Australia’s knife laws are complex. The are more ways you can legally acquire a knife than we have described and there is more legislation affecting your use of knives than the laws we have pointed out here in this article. This article is for the average consumer who wishes to get a knife and wants to know which ones he or she can get with minimal or no paperwork. This article does not list all the ways he or she can get the knife and what he or she can or cannot do with that knife.
There are 2 laws that control your use of knives in Australia. The laws of the state that you live in and the federal laws of Australia. The federal laws cover what you may bring into the country. The state laws control what knives you may own, how you may use your knives, where you can keep your knives and everything else that federal laws do not cover.
What you can own in your state
You can own any Folding Knife and Fixed Blade Knife that IS NOT listed in the Prohibited Weapons Schedule (or Category M Weapons for Queensland residents) in your state. If there is no definition for the state you live in, it DOES NOT necessarily mean the knife is legal. We will deal with that situation later on.
If the knife that you want to get is not defined in the Federal Prohibited Imports Regulations 1956 and is not listed in your state’s Prohibited Weapons Schedule then you are free to get that knife from overseas or from within Australia.
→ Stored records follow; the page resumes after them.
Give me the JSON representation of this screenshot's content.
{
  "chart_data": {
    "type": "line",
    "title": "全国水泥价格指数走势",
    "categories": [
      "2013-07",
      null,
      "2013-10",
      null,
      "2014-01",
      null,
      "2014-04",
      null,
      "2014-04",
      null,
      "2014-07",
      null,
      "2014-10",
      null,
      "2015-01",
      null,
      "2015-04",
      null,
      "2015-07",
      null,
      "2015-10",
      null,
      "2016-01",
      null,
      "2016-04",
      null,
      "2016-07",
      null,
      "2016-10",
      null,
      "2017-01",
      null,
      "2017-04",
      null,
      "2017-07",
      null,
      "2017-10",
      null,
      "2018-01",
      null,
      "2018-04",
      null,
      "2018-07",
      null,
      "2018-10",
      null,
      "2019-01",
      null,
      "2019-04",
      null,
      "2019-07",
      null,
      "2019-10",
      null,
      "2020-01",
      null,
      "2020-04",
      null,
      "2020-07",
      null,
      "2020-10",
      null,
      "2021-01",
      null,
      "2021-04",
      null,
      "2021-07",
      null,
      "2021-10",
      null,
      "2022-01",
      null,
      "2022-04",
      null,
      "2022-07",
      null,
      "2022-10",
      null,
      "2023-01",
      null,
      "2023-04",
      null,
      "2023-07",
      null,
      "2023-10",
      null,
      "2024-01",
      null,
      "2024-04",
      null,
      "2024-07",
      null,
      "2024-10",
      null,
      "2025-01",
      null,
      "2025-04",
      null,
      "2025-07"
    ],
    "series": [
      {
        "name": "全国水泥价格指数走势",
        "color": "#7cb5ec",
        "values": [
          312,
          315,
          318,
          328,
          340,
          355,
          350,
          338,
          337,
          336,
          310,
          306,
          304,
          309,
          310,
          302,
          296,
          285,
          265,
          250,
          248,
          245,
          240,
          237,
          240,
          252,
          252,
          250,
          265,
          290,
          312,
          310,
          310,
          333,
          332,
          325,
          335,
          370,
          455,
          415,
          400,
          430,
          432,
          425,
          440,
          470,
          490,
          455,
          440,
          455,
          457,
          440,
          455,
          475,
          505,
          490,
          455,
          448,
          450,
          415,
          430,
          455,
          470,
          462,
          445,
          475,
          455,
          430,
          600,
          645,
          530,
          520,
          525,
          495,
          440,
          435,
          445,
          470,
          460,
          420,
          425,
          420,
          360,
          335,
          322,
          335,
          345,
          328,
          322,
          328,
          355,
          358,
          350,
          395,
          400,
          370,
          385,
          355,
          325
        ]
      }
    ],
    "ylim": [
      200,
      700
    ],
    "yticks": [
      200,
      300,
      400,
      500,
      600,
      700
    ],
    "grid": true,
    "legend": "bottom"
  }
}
If the knife is defined in the Federal Prohibited Imports Regulations 1956 and not defined in your state’s Prohibited Weapons Schedule and is available to import with a police certification test, then you can purchase it from Australia or import that knife from overseas by filling out a B709B form or printing out a B709X form. The B709B or B709X form for your state can be found in Table 1 on the row labelled “B709 Form”.
If the knife is defined in the Federal Prohibited Imports Regulations 1956 and not available to import with a police certification test, then it is illegal for all states.